The effectiveness of this Amendment is subject to the satisfaction of 
all of the following conditions precedent:

3.1.   The Company and the Bank shall have executed and delivered this 
Amendment.

3.2.   Each of the representations and warranties set forth in Section 5 
of the Credit Agreement shall be true and correct.

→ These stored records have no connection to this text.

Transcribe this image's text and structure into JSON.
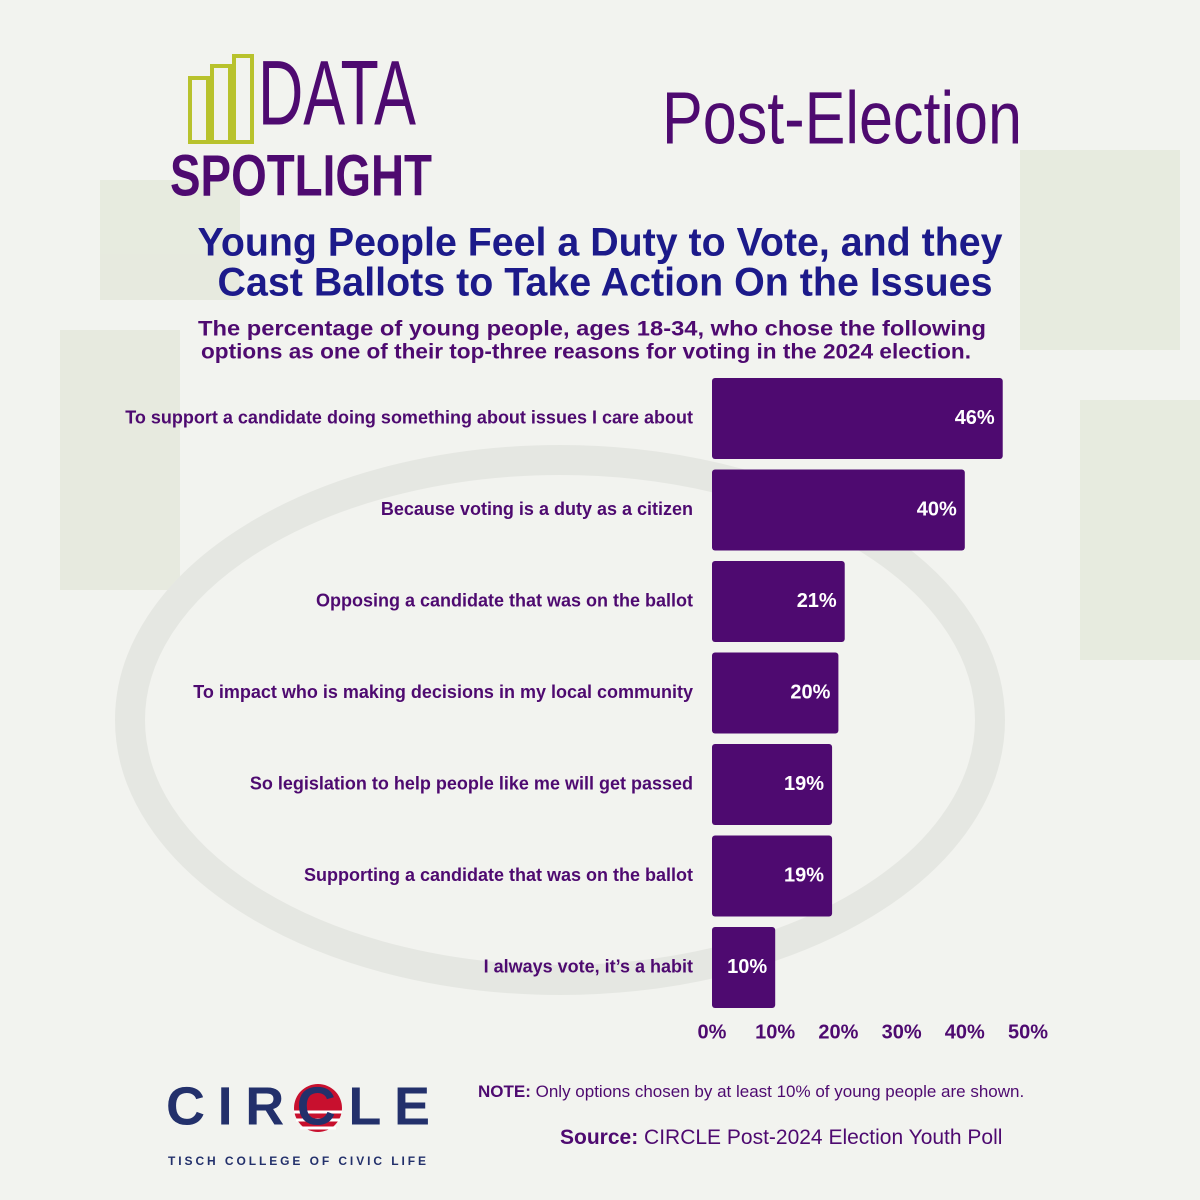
{
  "header": {
    "logo_top": "DATA",
    "logo_bottom": "SPOTLIGHT",
    "tag": "Post-Election"
  },
  "chart_data": {
    "type": "bar",
    "orientation": "horizontal",
    "title": [
      "Young People Feel a Duty to Vote, and they",
      "Cast Ballots to Take Action On the Issues"
    ],
    "subtitle": [
      "The percentage of young people, ages 18-34, who chose the following",
      "options as one of their top-three reasons for voting in the 2024 election."
    ],
    "categories": [
      "To support a candidate doing something about issues I care about",
      "Because voting is a duty as a citizen",
      "Opposing a candidate that was on the ballot",
      "To impact who is making decisions in my local community",
      "So legislation to help people like me will get passed",
      "Supporting a candidate that was on the ballot",
      "I always vote, it’s a habit"
    ],
    "values": [
      46,
      40,
      21,
      20,
      19,
      19,
      10
    ],
    "value_labels": [
      "46%",
      "40%",
      "21%",
      "20%",
      "19%",
      "19%",
      "10%"
    ],
    "color": "#4e0a70",
    "xlim": [
      0,
      50
    ],
    "xticks": [
      {
        "value": 0,
        "label": "0%"
      },
      {
        "value": 10,
        "label": "10%"
      },
      {
        "value": 20,
        "label": "20%"
      },
      {
        "value": 30,
        "label": "30%"
      },
      {
        "value": 40,
        "label": "40%"
      },
      {
        "value": 50,
        "label": "50%"
      }
    ],
    "grid": false
  },
  "footer": {
    "note_label": "NOTE:",
    "note_text": "Only options chosen by at least 10% of young people are shown.",
    "source_label": "Source:",
    "source_text": "CIRCLE Post-2024 Election Youth Poll",
    "logo": "CIRCLE",
    "logo_sub": "TISCH COLLEGE OF CIVIC LIFE"
  }
}
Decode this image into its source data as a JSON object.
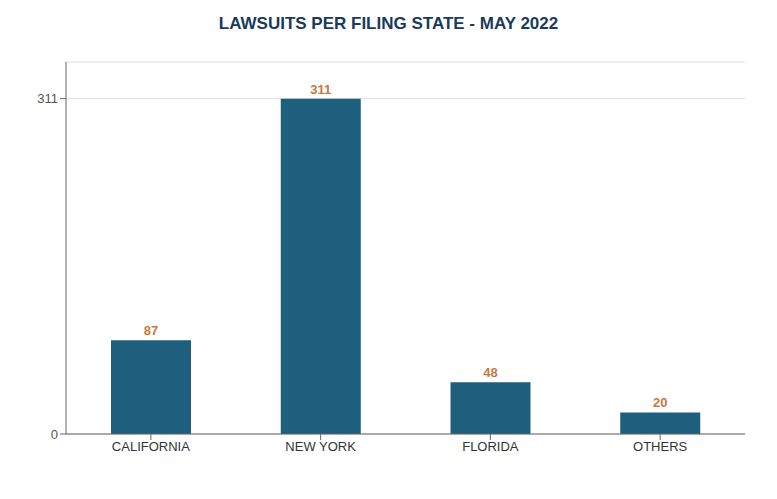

3.3.   The Company shall be in full compliance with all of the terms and 
conditions of the Credit Agreement and no Event of Default or Potential 
Default shall have occurred and be continuing thereunder or shall result 
after giving effect to this Amendment.

3.4.   All legal matters incident to the execution and delivery hereof and 
the instruments and documents contemplated hereby shall be satisfactory to 
the Bank.

3.5.   Each of Genetics and each Guarantor Subsidiary shall have 
executed and delivered to the Bank its acknowledgment in the form set 
forth below.


4.   REPRESENTATIONS.

In order to induce the Bank to execute and deliver this Amendment, the 
Company hereby represents to the Bank that as of the date hereof, each 
of the representations and warranties set forth in Section 5 of the 
Credit Agreement are and shall be and remain true and correct (except 
that the representations contained in Section 5.4 shall be deemed to 
refer to the most recent financial statements of the Company delivered 
to the Bank) and the Company is in full compliance with all of the terms 
and conditions of the Credit Agreement and no Potential Default or Event
of Default has occurred and is continuing thereunder or shall result after 
giving effect to this Amendment.


5.   MISCELLANEOUS.

5.1.   The Company has heretofore executed and delivered to the Bank 
that certain Security Agreement Re:  Accounts Receivable, General 
Intangibles and Inventory dated as of October 26, 1993 (the "Security 
Agreement") and the Company hereby agrees that notwithstanding the 
execution and delivery of this Amendment, the Security Agreement shall 
be and remain in full force and effect and that any rights and remedies 
of the Bank thereunder, obligations of the Company thereunder and any 
liens and security interests created or provided for thereunder shall be
and remain in full force and effect and shall not be affected, impaired
or discharged thereby.  Nothing herein contained shall in any manner 
affect or impair the priority of the liens and security interests 
created and provided for by the Security Agreement as to the 
indebtedness which would be secured thereby prior to giving effect to 
this Amendment.

5.2.   Except as specifically amended herein, the Credit Agreement and 
the Note shall continue in full force and effect in accordance with its 
original terms.  Reference to this specific Amendment need not be made 
in any note, document, letter, certificate, the Credit Agreement itself, 
the Note or any communication issued or made pursuant to or with respect 
to the Credit Agreement or the Note, any reference in any of such to the 
Credit Agreement or the Note being sufficient to refer to the Credit 
Agreement or the Note as amended hereby.

5.3.   The Company agrees to pay on demand all costs and expenses of or 
incurred by the Bank in connection with the negotiation, preparation, 
execution and delivery of this Amendment, including the fees and 
expenses of counsel for the Bank.

5.4.   This Amendment may be executed in any number of counterparts, and 
by the different parties on different counterparts, all of which taken 
together shall constitute one and the same agreement.  Any of the 
parties hereto may execute this Amendment by signing any such 
counterpart and each of such counterparts shall for all purposes be 
deemed to be an original.  This Amendment shall be governed by the 
internal laws of the State of Illinois.

Dated as of November 27, 1996.


BIOTECHNICA INTERNATIONAL, INC.

By:  /s/  Bruno Carette
Its:      President-COO


Accepted and agreed to as of the date and year last above written.